The driver was hard-charging ALMS hotshoe Terry Borcheller. A racer of the old school who smoked cigarettes, probably had a blood type of 93 Octane and definitely gave off a Ricky Bobby if-you-ain’t-first-you’re-last vibe.
Borcheller handed me a helmet and a walkie talkie and politely asked me to strap in. I was dutifully impressed with the McLaren’s detailing: the leather, the carbon fiber, and the air conditioning. I was just about to ask, “What does this button do?” when Terry stomped on the gas.
After that, nothing else mattered but keeping myself from involuntarily screaming.

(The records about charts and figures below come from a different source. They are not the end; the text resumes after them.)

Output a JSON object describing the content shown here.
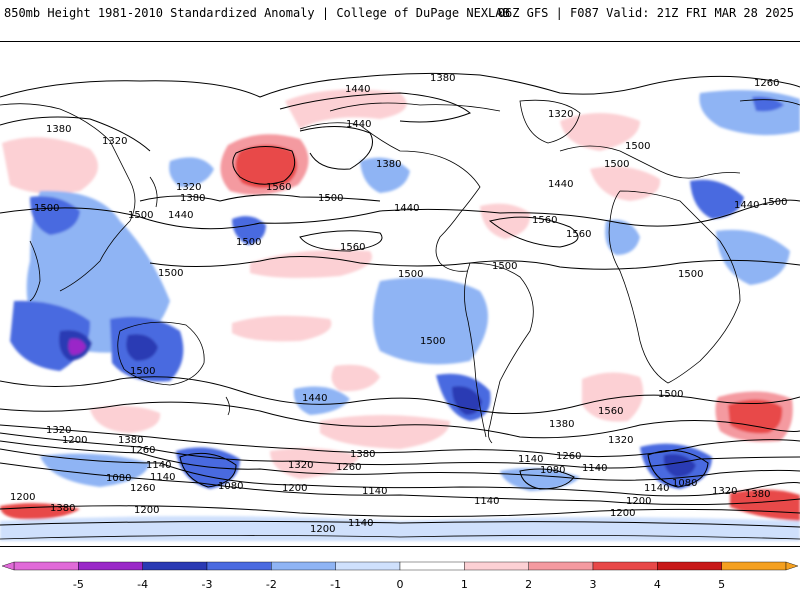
{
  "header": {
    "left_title": "850mb Height 1981-2010 Standardized Anomaly | College of DuPage NEXLAB",
    "right_title": "06Z GFS | F087 Valid: 21Z FRI MAR 28 2025"
  },
  "map": {
    "height_labels": [
      {
        "text": "1380"
      },
      {
        "text": "1440"
      },
      {
        "text": "1380"
      },
      {
        "text": "1320"
      },
      {
        "text": "1260"
      },
      {
        "text": "1320"
      },
      {
        "text": "1440"
      },
      {
        "text": "1560"
      },
      {
        "text": "1320"
      },
      {
        "text": "1380"
      },
      {
        "text": "1440"
      },
      {
        "text": "1500"
      },
      {
        "text": "1380"
      },
      {
        "text": "1500"
      },
      {
        "text": "1440"
      },
      {
        "text": "1500"
      },
      {
        "text": "1500"
      },
      {
        "text": "1440"
      },
      {
        "text": "1500"
      },
      {
        "text": "1560"
      },
      {
        "text": "1560"
      },
      {
        "text": "1500"
      },
      {
        "text": "1500"
      },
      {
        "text": "1500"
      },
      {
        "text": "1500"
      },
      {
        "text": "1500"
      },
      {
        "text": "1500"
      },
      {
        "text": "1440"
      },
      {
        "text": "1500"
      },
      {
        "text": "1560"
      },
      {
        "text": "1500"
      },
      {
        "text": "1440"
      },
      {
        "text": "1380"
      },
      {
        "text": "1560"
      },
      {
        "text": "1320"
      },
      {
        "text": "1500"
      },
      {
        "text": "1320"
      },
      {
        "text": "1380"
      },
      {
        "text": "1200"
      },
      {
        "text": "1260"
      },
      {
        "text": "1140"
      },
      {
        "text": "1080"
      },
      {
        "text": "1140"
      },
      {
        "text": "1080"
      },
      {
        "text": "1260"
      },
      {
        "text": "1200"
      },
      {
        "text": "1320"
      },
      {
        "text": "1260"
      },
      {
        "text": "1380"
      },
      {
        "text": "1200"
      },
      {
        "text": "1260"
      },
      {
        "text": "1140"
      },
      {
        "text": "1080"
      },
      {
        "text": "1140"
      },
      {
        "text": "1140"
      },
      {
        "text": "1080"
      },
      {
        "text": "1200"
      },
      {
        "text": "1140"
      },
      {
        "text": "1320"
      },
      {
        "text": "1380"
      },
      {
        "text": "1200"
      },
      {
        "text": "1380"
      },
      {
        "text": "1200"
      },
      {
        "text": "1140"
      },
      {
        "text": "1140"
      },
      {
        "text": "1200"
      }
    ]
  },
  "colorbar": {
    "ticks": [
      "-5",
      "-4",
      "-3",
      "-2",
      "-1",
      "0",
      "1",
      "2",
      "3",
      "4",
      "5"
    ],
    "colors": [
      "#e06ad8",
      "#9a28c8",
      "#2a3ab4",
      "#4a6ae0",
      "#8fb4f4",
      "#cfe0fc",
      "#ffffff",
      "#fcd0d4",
      "#f49aa0",
      "#e84848",
      "#c81818",
      "#f4a020"
    ]
  }
}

The track in Fontana was a series of manufactured curves, esses, and chicanes, and in seconds Terry made it clear what he truly did for a living: scaring journalists who thought they could drive. He drove that fancy car like he stole it, with no regard to it’s cost, fragility, tires, gas prices, or even, I felt, our lives.
It was amazing.
Later, after cleaning myself up, thanking McLaren for a better ride than any at Six Flags, I sat admiring the rainbow colored line of supercars. I was able to further contemplate the experience and what it actually means to drive at the limit. We were wearing helmets, there were safety personnel (courtesy of McLaren) run-outs, and tire barriers—in short, it was safe to push the envelope in the 618 HP supercar.
The reality of driving such a machine in the real world is very different. The McLaren is a show pony. It’s kept clean and pretty, often to be trotted down the lane to the local watering hole only to be parked out front and admired. It’s been designed for speed but will rarely ever get to stretch its legs, because 99% of the drivers will never approach its true limit.

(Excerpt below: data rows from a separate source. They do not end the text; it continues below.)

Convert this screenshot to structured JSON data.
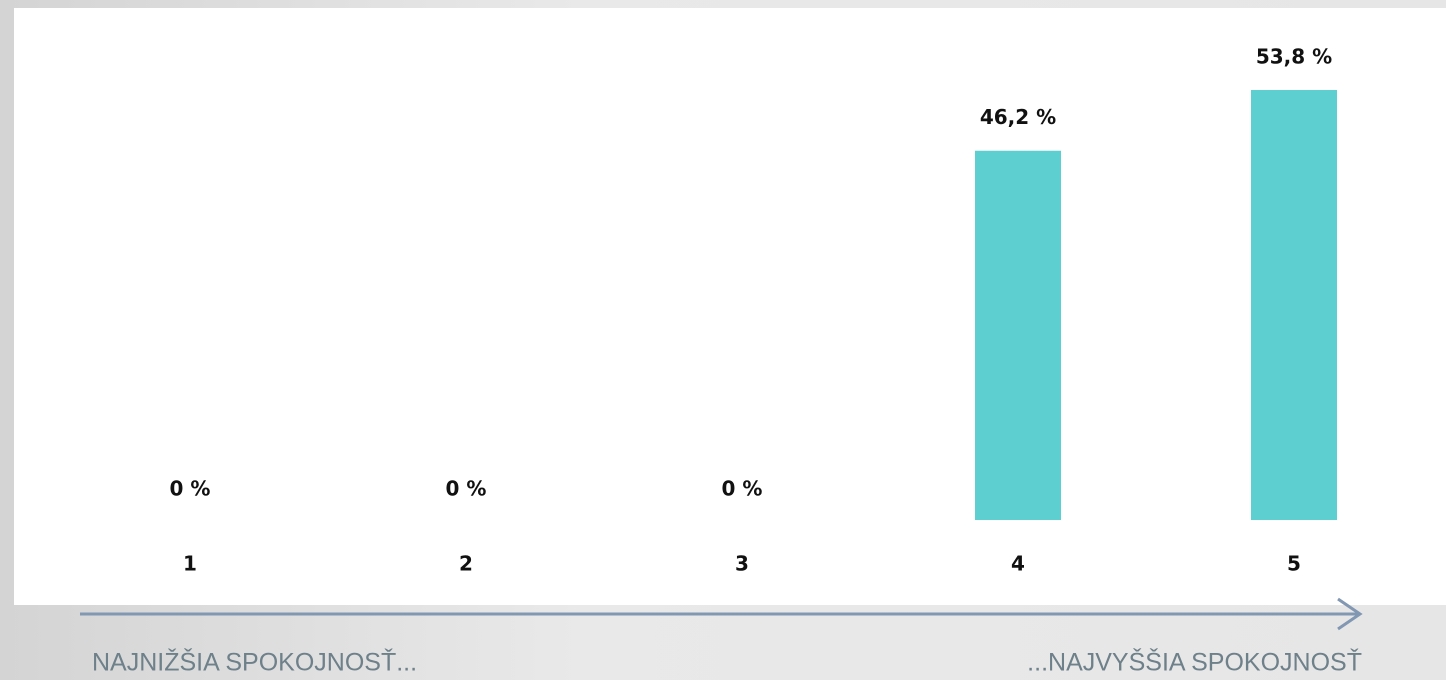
{
  "chart_data": {
    "type": "bar",
    "categories": [
      "1",
      "2",
      "3",
      "4",
      "5"
    ],
    "values": [
      0,
      0,
      0,
      46.2,
      53.8
    ],
    "value_labels": [
      "0 %",
      "0 %",
      "0 %",
      "46,2 %",
      "53,8 %"
    ],
    "color": "#5ecfd1",
    "annotations": [
      "NAJNIŽŠIA SPOKOJNOSŤ...",
      "...NAJVYŠŠIA SPOKOJNOSŤ"
    ]
  }
}
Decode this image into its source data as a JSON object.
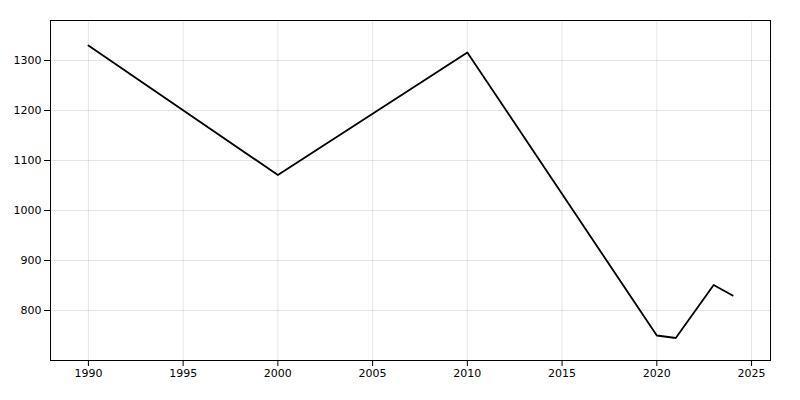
{
  "chart_data": {
    "type": "line",
    "x": [
      1990,
      2000,
      2010,
      2020,
      2021,
      2023,
      2024
    ],
    "values": [
      1330,
      1071,
      1316,
      750,
      745,
      851,
      830
    ],
    "xlim": [
      1988,
      2026
    ],
    "ylim": [
      700,
      1380
    ],
    "xticks": [
      1990,
      1995,
      2000,
      2005,
      2010,
      2015,
      2020,
      2025
    ],
    "yticks": [
      800,
      900,
      1000,
      1100,
      1200,
      1300
    ],
    "grid": true
  }
}
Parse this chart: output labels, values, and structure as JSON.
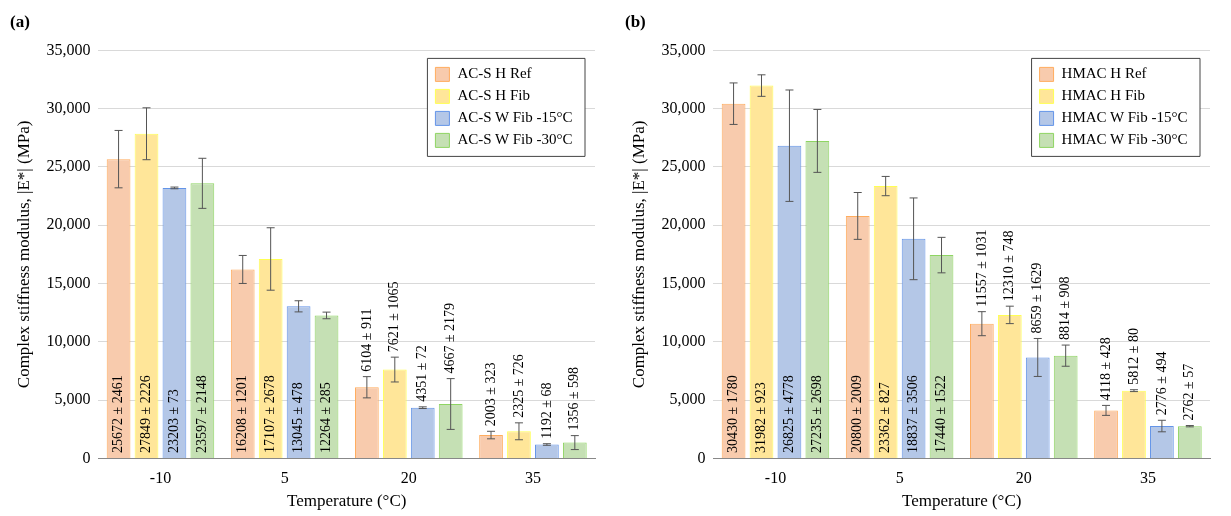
{
  "chart_data": [
    {
      "type": "bar",
      "title": "(a)",
      "xlabel": "Temperature (°C)",
      "ylabel": "Complex stiffness modulus, |E*| (MPa)",
      "categories": [
        "-10",
        "5",
        "20",
        "35"
      ],
      "ylim": [
        0,
        35000
      ],
      "yticks": [
        {
          "value": 0,
          "label": "0"
        },
        {
          "value": 5000,
          "label": "5,000"
        },
        {
          "value": 10000,
          "label": "10,000"
        },
        {
          "value": 15000,
          "label": "15,000"
        },
        {
          "value": 20000,
          "label": "20,000"
        },
        {
          "value": 25000,
          "label": "25,000"
        },
        {
          "value": 30000,
          "label": "30,000"
        },
        {
          "value": 35000,
          "label": "35,000"
        }
      ],
      "grid": "y",
      "legend": "top right",
      "series": [
        {
          "name": "AC-S H Ref",
          "color": "#f8cbad",
          "values": [
            25672,
            16208,
            6104,
            2003
          ],
          "errors": [
            2461,
            1201,
            911,
            323
          ],
          "value_labels": [
            "25672 ± 2461",
            "16208 ± 1201",
            "6104 ± 911",
            "2003 ± 323"
          ]
        },
        {
          "name": "AC-S H Fib",
          "color": "#ffe699",
          "values": [
            27849,
            17107,
            7621,
            2325
          ],
          "errors": [
            2226,
            2678,
            1065,
            726
          ],
          "value_labels": [
            "27849 ± 2226",
            "17107 ± 2678",
            "7621 ± 1065",
            "2325 ± 726"
          ]
        },
        {
          "name": "AC-S W Fib -15°C",
          "color": "#b4c7e7",
          "values": [
            23203,
            13045,
            4351,
            1192
          ],
          "errors": [
            73,
            478,
            72,
            68
          ],
          "value_labels": [
            "23203 ± 73",
            "13045 ± 478",
            "4351 ± 72",
            "1192 ± 68"
          ]
        },
        {
          "name": "AC-S W Fib -30°C",
          "color": "#c5e0b4",
          "values": [
            23597,
            12264,
            4667,
            1356
          ],
          "errors": [
            2148,
            285,
            2179,
            598
          ],
          "value_labels": [
            "23597 ± 2148",
            "12264 ± 285",
            "4667 ± 2179",
            "1356 ± 598"
          ]
        }
      ]
    },
    {
      "type": "bar",
      "title": "(b)",
      "xlabel": "Temperature (°C)",
      "ylabel": "Complex stiffness modulus, |E*| (MPa)",
      "categories": [
        "-10",
        "5",
        "20",
        "35"
      ],
      "ylim": [
        0,
        35000
      ],
      "yticks": [
        {
          "value": 0,
          "label": "0"
        },
        {
          "value": 5000,
          "label": "5,000"
        },
        {
          "value": 10000,
          "label": "10,000"
        },
        {
          "value": 15000,
          "label": "15,000"
        },
        {
          "value": 20000,
          "label": "20,000"
        },
        {
          "value": 25000,
          "label": "25,000"
        },
        {
          "value": 30000,
          "label": "30,000"
        },
        {
          "value": 35000,
          "label": "35,000"
        }
      ],
      "grid": "y",
      "legend": "top right",
      "series": [
        {
          "name": "HMAC H Ref",
          "color": "#f8cbad",
          "values": [
            30430,
            20800,
            11557,
            4118
          ],
          "errors": [
            1780,
            2009,
            1031,
            428
          ],
          "value_labels": [
            "30430 ± 1780",
            "20800 ± 2009",
            "11557 ± 1031",
            "4118 ± 428"
          ]
        },
        {
          "name": "HMAC H Fib",
          "color": "#ffe699",
          "values": [
            31982,
            23362,
            12310,
            5812
          ],
          "errors": [
            923,
            827,
            748,
            80
          ],
          "value_labels": [
            "31982 ± 923",
            "23362 ± 827",
            "12310 ± 748",
            "5812 ± 80"
          ]
        },
        {
          "name": "HMAC W Fib -15°C",
          "color": "#b4c7e7",
          "values": [
            26825,
            18837,
            8659,
            2776
          ],
          "errors": [
            4778,
            3506,
            1629,
            494
          ],
          "value_labels": [
            "26825 ± 4778",
            "18837 ± 3506",
            "8659 ± 1629",
            "2776 ± 494"
          ]
        },
        {
          "name": "HMAC W Fib -30°C",
          "color": "#c5e0b4",
          "values": [
            27235,
            17440,
            8814,
            2762
          ],
          "errors": [
            2698,
            1522,
            908,
            57
          ],
          "value_labels": [
            "27235 ± 2698",
            "17440 ± 1522",
            "8814 ± 908",
            "2762 ± 57"
          ]
        }
      ]
    }
  ]
}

This is too bad, because pushing limits, to me, is the soul of the passionate driving experience.
One of my favorite cars remains a ’76 911 (see white Porsche above). It was lowered, which enhanced the feeling of speed. It was loud, so it always sounded like I was getting somewhere in a hurry, and the narrow tires gave just enough grip to keep slow corners exciting. It was a gloriously communicative vehicle…and slower than a Honda Fit.
Driving the Porsche at 9/10s made me feel like Terry Borcheller in a McLaren. It made me feel like a hero well within the limits of my ability. It was slow enough to have a fantastic automotive experience at completely legal speeds.
This is something a modern supercar like the 12C simply can’t offer on a daily basis.
The drive in the McLaren was magical; at 160MPH on a racetrack, it made everything in which I had previously ridden seem slow and boring. But in life, context is everything: you would be forced to drive the McLaren at 2/10s all the time. The car would gladly do this and make you look like a million dollars behind the wheel, but this highlights the superb nature of modern automotive engineering: the car CAN do everything, it just won’t be very much fun.
It is worth examining this phenomenon as we approach what is clearly the apogee of modern, gas-powered, horse-powered wars. What is enough? How big? How powerful? How fast? These are questions that get in the way of having fun, of pushing limits that won’t kill you or those you love.
Nine out of ten times, I’ll take driving at 9/11s in my 911.